Three Palestinian students shot in Vermont
Nov 26, 2023, 6:05 PM
(Institute for Middle East Understanding)
(CNN) — Three Palestinian college students were shot in Burlington, Vermont, on Saturday evening, prompting calls from civil rights organizations and the victims’ families for authorities to look into possible bias by the attacker.
The 20-year-old men are all receiving medical care, according to a Sunday news release from the Burlington Police Department. “Two are stable, while one has sustained much more serious injuries.”
The students were walking on Prospect Street while visiting a relative in Burlington for the Thanksgiving holiday when “they were confronted by a white man with a handgun,” says the release.
“Without speaking, he discharged at least four rounds from the pistol and is believed to have fled on foot,” police said.
About the victims
Police said that two of the victims are US citizens and one is a legal resident.
Two of the three students were wearing keffiyehs, traditional Palestinian scarves, according to the police department. Two were shot in the torso and one in the “lower extremities.”
Authorities said that “there is no additional information to suggest the suspect’s motive.”
Detectives recovered ballistic evidence from the shooting, which will be submitted to a federal database, according to Burlington police.
The FBI said Sunday it was “prepared to investigate” the incident.
Police Chief Jon Murad said in an earlier news release that officers responded to a call and found two shooting victims, with the third a short distance away, all close to the University of Vermont campus.

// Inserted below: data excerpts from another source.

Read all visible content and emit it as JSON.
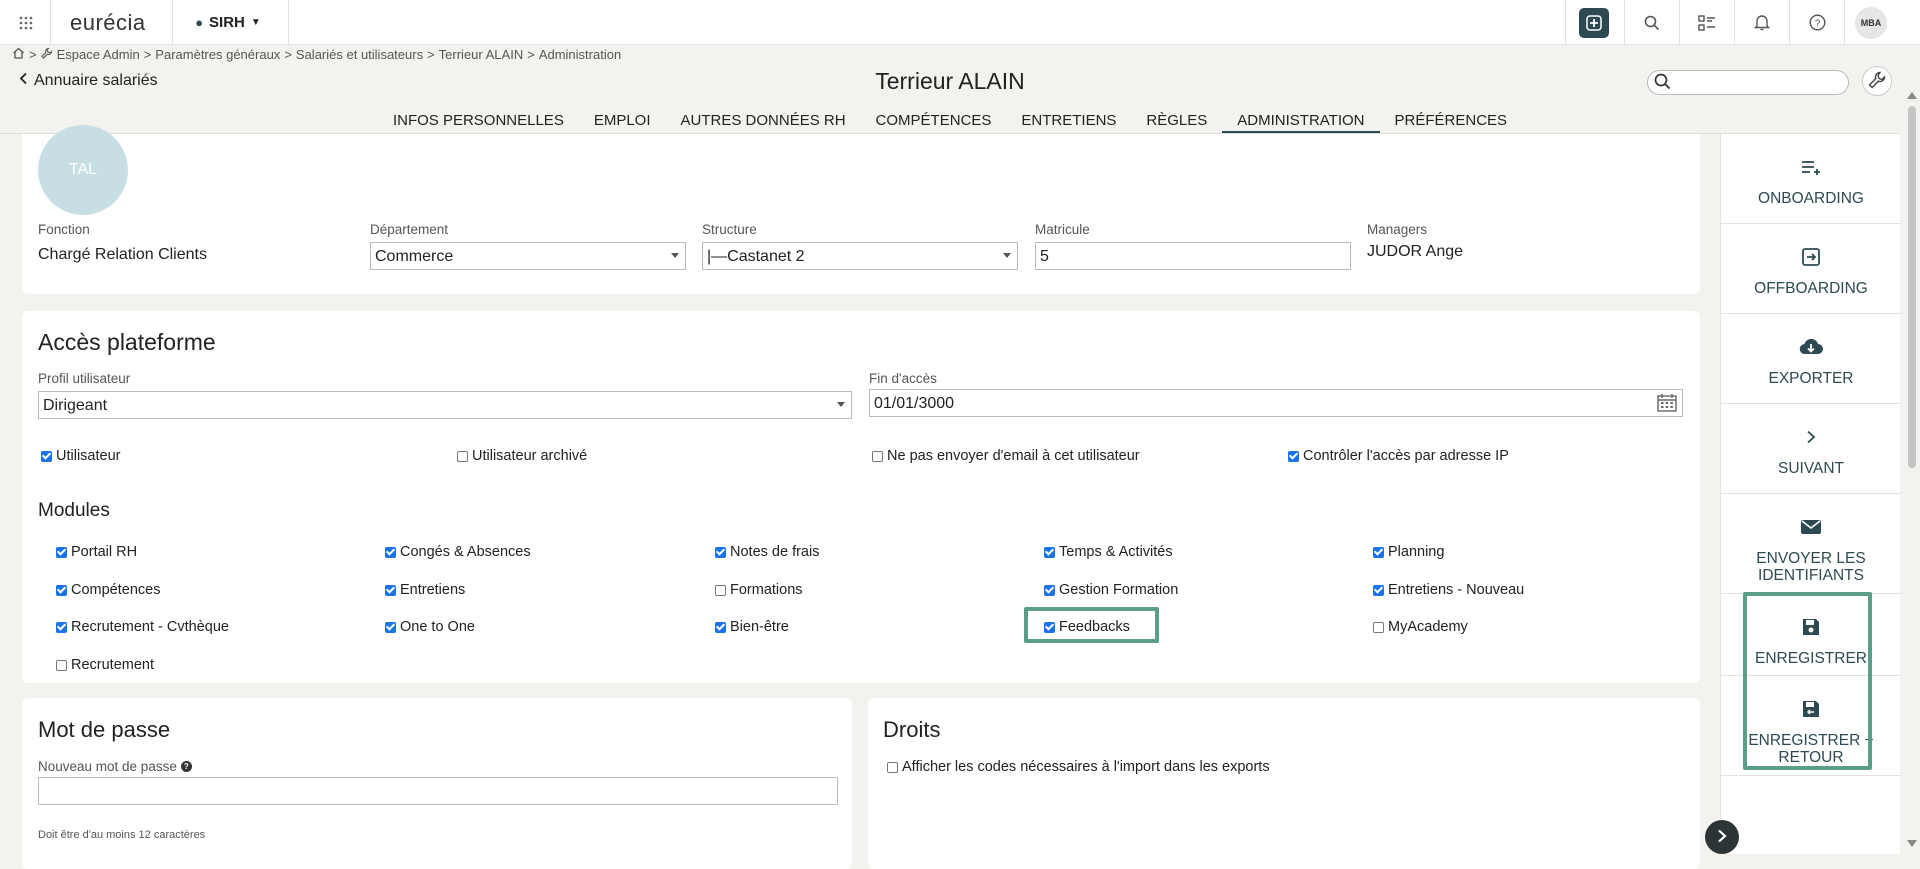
{
  "topbar": {
    "logo": "eurécia",
    "app_selector": "SIRH",
    "user_initials": "MBA"
  },
  "breadcrumb": [
    "Espace Admin",
    "Paramètres généraux",
    "Salariés et utilisateurs",
    "Terrieur ALAIN",
    "Administration"
  ],
  "breadcrumb_sep": ">",
  "back_link": "Annuaire salariés",
  "page_title": "Terrieur ALAIN",
  "search": {
    "placeholder": ""
  },
  "tabs": [
    {
      "label": "INFOS PERSONNELLES",
      "active": false
    },
    {
      "label": "EMPLOI",
      "active": false
    },
    {
      "label": "AUTRES DONNÉES RH",
      "active": false
    },
    {
      "label": "COMPÉTENCES",
      "active": false
    },
    {
      "label": "ENTRETIENS",
      "active": false
    },
    {
      "label": "RÈGLES",
      "active": false
    },
    {
      "label": "ADMINISTRATION",
      "active": true
    },
    {
      "label": "PRÉFÉRENCES",
      "active": false
    }
  ],
  "profile": {
    "avatar_initials": "TAL",
    "fonction_label": "Fonction",
    "fonction_value": "Chargé Relation Clients",
    "departement_label": "Département",
    "departement_value": "Commerce",
    "structure_label": "Structure",
    "structure_value": "|—Castanet 2",
    "matricule_label": "Matricule",
    "matricule_value": "5",
    "managers_label": "Managers",
    "managers_value": "JUDOR Ange"
  },
  "acces": {
    "title": "Accès plateforme",
    "profil_label": "Profil utilisateur",
    "profil_value": "Dirigeant",
    "fin_label": "Fin d'accès",
    "fin_value": "01/01/3000",
    "options": [
      {
        "label": "Utilisateur",
        "checked": true
      },
      {
        "label": "Utilisateur archivé",
        "checked": false
      },
      {
        "label": "Ne pas envoyer d'email à cet utilisateur",
        "checked": false
      },
      {
        "label": "Contrôler l'accès par adresse IP",
        "checked": true
      }
    ],
    "modules_title": "Modules",
    "modules": [
      {
        "label": "Portail RH",
        "checked": true
      },
      {
        "label": "Congés & Absences",
        "checked": true
      },
      {
        "label": "Notes de frais",
        "checked": true
      },
      {
        "label": "Temps & Activités",
        "checked": true
      },
      {
        "label": "Planning",
        "checked": true
      },
      {
        "label": "Compétences",
        "checked": true
      },
      {
        "label": "Entretiens",
        "checked": true
      },
      {
        "label": "Formations",
        "checked": false
      },
      {
        "label": "Gestion Formation",
        "checked": true
      },
      {
        "label": "Entretiens - Nouveau",
        "checked": true
      },
      {
        "label": "Recrutement - Cvthèque",
        "checked": true
      },
      {
        "label": "One to One",
        "checked": true
      },
      {
        "label": "Bien-être",
        "checked": true
      },
      {
        "label": "Feedbacks",
        "checked": true
      },
      {
        "label": "MyAcademy",
        "checked": false
      },
      {
        "label": "Recrutement",
        "checked": false
      }
    ]
  },
  "password": {
    "title": "Mot de passe",
    "label": "Nouveau mot de passe",
    "value": "",
    "hint": "Doit être d'au moins 12 caractères"
  },
  "droits": {
    "title": "Droits",
    "option_label": "Afficher les codes nécessaires à l'import dans les exports",
    "option_checked": false
  },
  "sidebar": [
    {
      "label": "ONBOARDING",
      "icon": "list-add-icon"
    },
    {
      "label": "OFFBOARDING",
      "icon": "exit-icon"
    },
    {
      "label": "EXPORTER",
      "icon": "cloud-download-icon"
    },
    {
      "label": "SUIVANT",
      "icon": "chevron-right-icon"
    },
    {
      "label": "ENVOYER LES IDENTIFIANTS",
      "icon": "mail-icon"
    },
    {
      "label": "ENREGISTRER",
      "icon": "save-icon"
    },
    {
      "label": "ENREGISTRER + RETOUR",
      "icon": "save-return-icon"
    }
  ],
  "colors": {
    "accent": "#2d4a52",
    "highlight": "#5a9e8a",
    "checkbox": "#1a73e8",
    "avatar": "#c7dfe4"
  }
}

The victims were transported to the University of Vermont Medical Center, the news release said.
The shooter or shooters have not been identified or apprehended, Murad said, and the police department is “at the earliest stages of investigating this crime.”
‘A targeted shooting and a targeted crime’
While an investigation into the perpetrator and motive behind the attack unfolds, civil rights groups as well as the victims’ families are calling attention to the role bias may have played in the shooting.
In an interview with CNN, an attorney for the families of the victims described the incident as “a targeted shooting and a targeted crime.”
“The suspect walked up to them and shot them,” attorney Abed Ayoub said. “They weren’t robbed, they weren’t mugged.”
Ayoub said he believes the students were targeted in part because two of them were wearing keffiyehs.
In a joint statement, the victims’ families urged law enforcement to investigate the attack as a hate crime.
“We will not be comfortable until the shooter is brought to justice,” they said. “No family should ever have to endure this pain and agony. Our children are dedicated students who deserve to be able to focus on their studies and building their futures.”
The statement, released by the Institute for Middle East Understanding, identified the students as Hisham Awartani, a student at Brown University in Rhode Island; Kinnan Abdalhamid, a student at Haverford College in Pennsylvania; and Tahseen Ahmad, a student at Trinity College in Connecticut.
Marwan Awartani, a former Palestinian minister of education and the great uncle of Hisham Awartani, told CNN the students were visiting Hisham’s grandmother in Burlington.
Haverford College in Pennsylvania confirmed in a statement that Abdalhamid, a junior, is recovering from gunshot wounds at a hospital.
The three students had graduated from Ramallah Friends School, a Quaker-run private nonprofit school in Ramallah, in the occupied West Bank, according to the school.
‘Shocking and deeply upsetting’
US Sen. Bernie Sanders of Vermont described the shootings as “shocking and deeply upsetting” in a post on X. “Hate has no place here, or anywhere. I look forward to a full investigation,” he wrote.
Husam Zomlot, the Palestinian ambassador to the United Kingdom, posted on X about the incident, naming the students and identifying them as “three young Palestinian men.”
“The hate crimes against Palestinians must stop. Palestinians everywhere need protection,” Zomlot wrote on X.
The American-Arab Anti-Discrimination Committee said in a news release that they “have reason to believe this shooting occurred because the victims are Arab.”
The Council on American-Islamic Relations announced it was offering a $10,000 reward for “information leading to the arrest and conviction of the perpetrator or perpetrators” of the shooting.
The shooting comes amid heightened tensions and hate crimes in the US in the weeks since October 7, when Hamas launched a deadly attack in Israel and Israel responded with devastating airstrikes across Gaza. In October, a 6-year-old Palestinian American boy was stabbed to death by his family’s landlord in a case authorities are calling a hate crime.